Supposons maintenant qu’un tel procédé n’ait pu être employé et que la contrebande doive partir d’Italie même ; on voit alors intervenir l’armée des agens allemands, qui ont formé à Rome une véritable organisation en relation avec leur ambassade, et ceux-ci, très inventifs, imaginent quelque autre tour. L’un de ces artifices (encore pratiqué couramment, paraît-il, à la fin de novembre) était le suivant. Conformément à la loi italienne, qui défend l’exportation du cuivre en Allemagne, l’agent en question expédiait simplement son métal à Lucerne, avec certificat d’origine et déclaration d’expédition en Suisse. L’envoi de cuivre arrivait à Ponte Chiasso, la station frontière entre l’Italie et la Suisse, muni d’un état civil parfaitement correct, et les autorités douanières italiennes ne pouvaient que laisser passer une marchandise expédiée par un neutre à un neutre. Mais, dans la gare frontière, il existe une zone libre d’une vingtaine de mètres entre la douane italienne et la douane suisse. Cet intervalle était suffisant pour substituer à la déclaration d’expédition en Suisse une déclaration de transit par la Suisse en Allemagne. Quand les autorités helvétiques vérifiaient à leur tour ces papiers, elles se voyaient dans l’impossibilité d’arrêter l’envoi, couvert apparemment par la responsabilité des agens italiens, et devaient le laisser continuer par wagons plombés en Allemagne.

Ce sont là seulement des exemples entre bien d’autres des facilités auxquelles se prête le transit, du moment qu’il existe des Etats neutres à traverser pour arriver à un belligérant dont toutes les influences, les forces et l’argent tendent à favoriser la contrebande.

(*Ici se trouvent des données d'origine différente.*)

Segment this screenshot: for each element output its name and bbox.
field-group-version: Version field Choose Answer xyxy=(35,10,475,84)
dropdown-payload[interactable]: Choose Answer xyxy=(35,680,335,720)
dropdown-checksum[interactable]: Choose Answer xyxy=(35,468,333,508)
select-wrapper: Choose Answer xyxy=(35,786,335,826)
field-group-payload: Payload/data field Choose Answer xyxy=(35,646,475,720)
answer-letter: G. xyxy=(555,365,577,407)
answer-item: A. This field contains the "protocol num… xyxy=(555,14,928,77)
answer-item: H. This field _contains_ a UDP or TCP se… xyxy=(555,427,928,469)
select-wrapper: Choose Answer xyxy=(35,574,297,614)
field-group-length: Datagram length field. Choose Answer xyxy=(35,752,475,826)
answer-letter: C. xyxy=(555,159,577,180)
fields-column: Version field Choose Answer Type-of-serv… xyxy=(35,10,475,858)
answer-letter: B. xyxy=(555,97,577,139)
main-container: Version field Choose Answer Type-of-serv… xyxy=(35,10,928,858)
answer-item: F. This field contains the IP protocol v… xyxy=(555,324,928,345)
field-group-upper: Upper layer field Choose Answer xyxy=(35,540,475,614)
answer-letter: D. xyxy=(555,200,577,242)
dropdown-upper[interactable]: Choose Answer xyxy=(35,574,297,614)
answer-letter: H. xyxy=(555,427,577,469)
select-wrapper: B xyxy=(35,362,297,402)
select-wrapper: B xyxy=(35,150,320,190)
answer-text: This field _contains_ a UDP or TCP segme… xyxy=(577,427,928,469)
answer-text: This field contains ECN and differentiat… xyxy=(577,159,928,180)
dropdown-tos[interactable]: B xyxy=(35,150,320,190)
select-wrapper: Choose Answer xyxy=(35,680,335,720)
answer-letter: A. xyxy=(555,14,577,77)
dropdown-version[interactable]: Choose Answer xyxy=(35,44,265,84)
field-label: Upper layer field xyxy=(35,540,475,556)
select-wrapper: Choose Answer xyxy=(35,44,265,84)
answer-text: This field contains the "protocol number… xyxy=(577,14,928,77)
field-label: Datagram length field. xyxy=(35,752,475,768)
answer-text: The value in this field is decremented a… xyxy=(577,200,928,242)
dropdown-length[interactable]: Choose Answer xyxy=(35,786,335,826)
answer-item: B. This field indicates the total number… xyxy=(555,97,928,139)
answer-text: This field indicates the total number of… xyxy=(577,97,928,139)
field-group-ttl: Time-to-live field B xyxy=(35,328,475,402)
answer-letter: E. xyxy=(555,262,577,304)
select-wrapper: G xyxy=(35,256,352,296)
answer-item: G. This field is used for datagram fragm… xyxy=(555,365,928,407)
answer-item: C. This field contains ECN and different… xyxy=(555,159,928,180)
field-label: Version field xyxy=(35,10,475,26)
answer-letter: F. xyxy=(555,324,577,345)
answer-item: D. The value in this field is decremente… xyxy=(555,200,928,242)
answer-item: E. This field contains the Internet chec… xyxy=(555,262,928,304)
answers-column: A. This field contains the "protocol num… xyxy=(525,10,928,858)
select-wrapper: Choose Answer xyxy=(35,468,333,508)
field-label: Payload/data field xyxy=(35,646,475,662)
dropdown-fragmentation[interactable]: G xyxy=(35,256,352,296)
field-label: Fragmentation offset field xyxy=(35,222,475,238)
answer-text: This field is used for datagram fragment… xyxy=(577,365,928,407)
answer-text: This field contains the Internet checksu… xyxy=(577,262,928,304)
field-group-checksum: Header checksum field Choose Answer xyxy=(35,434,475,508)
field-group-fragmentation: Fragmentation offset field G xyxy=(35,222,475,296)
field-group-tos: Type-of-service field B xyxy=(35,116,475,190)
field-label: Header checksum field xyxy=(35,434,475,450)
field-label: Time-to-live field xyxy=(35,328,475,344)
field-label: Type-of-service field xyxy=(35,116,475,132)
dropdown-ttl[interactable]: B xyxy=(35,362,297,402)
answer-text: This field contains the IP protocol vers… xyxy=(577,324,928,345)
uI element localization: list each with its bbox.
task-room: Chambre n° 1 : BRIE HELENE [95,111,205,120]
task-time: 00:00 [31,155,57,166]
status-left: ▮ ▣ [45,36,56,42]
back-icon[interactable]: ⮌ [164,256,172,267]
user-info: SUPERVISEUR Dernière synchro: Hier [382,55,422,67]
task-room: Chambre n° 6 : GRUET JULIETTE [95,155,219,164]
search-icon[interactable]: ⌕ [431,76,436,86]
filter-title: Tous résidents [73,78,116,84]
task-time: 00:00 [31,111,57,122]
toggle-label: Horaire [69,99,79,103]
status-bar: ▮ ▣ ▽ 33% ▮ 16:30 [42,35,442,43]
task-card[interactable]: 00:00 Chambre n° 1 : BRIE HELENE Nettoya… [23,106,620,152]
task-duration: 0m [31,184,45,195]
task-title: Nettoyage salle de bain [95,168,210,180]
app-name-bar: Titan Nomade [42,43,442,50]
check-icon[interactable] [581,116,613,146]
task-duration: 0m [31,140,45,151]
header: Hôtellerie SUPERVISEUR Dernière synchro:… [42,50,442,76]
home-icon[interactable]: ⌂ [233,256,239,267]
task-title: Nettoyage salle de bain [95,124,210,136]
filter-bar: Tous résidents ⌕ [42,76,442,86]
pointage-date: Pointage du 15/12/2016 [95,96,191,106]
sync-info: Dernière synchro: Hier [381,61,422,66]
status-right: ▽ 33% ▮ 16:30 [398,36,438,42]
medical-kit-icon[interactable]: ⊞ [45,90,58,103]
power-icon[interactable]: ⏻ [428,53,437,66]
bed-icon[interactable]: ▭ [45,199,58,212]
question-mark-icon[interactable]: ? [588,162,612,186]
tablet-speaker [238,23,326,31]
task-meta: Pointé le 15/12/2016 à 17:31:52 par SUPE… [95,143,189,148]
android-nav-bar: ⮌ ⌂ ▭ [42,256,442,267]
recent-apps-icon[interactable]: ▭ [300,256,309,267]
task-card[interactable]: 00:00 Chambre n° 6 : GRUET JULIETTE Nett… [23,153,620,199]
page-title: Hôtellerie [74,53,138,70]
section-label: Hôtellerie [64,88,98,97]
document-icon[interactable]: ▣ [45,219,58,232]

Le mal est difficile, mais non impossible à guérir. Ce qu’exigent très justement les Anglais pour laisser passer une cargaison allant en Italie, c’est que l’envoi soit fait, par navire italien, à une maison connue d’Italie, qui en devient responsable et qu’aucun changement de destination ne puisse, sous aucun prétexte, avoir lieu en cours de route. C’est à peu près exactement ce qu’ont édicté les Italiens, depuis le milieu de novembre et sous de graves sanctions : la marchandise, pour laquelle on aurait manqué à ces prescriptions, devant être immédiatement saisie et vendue en Italie.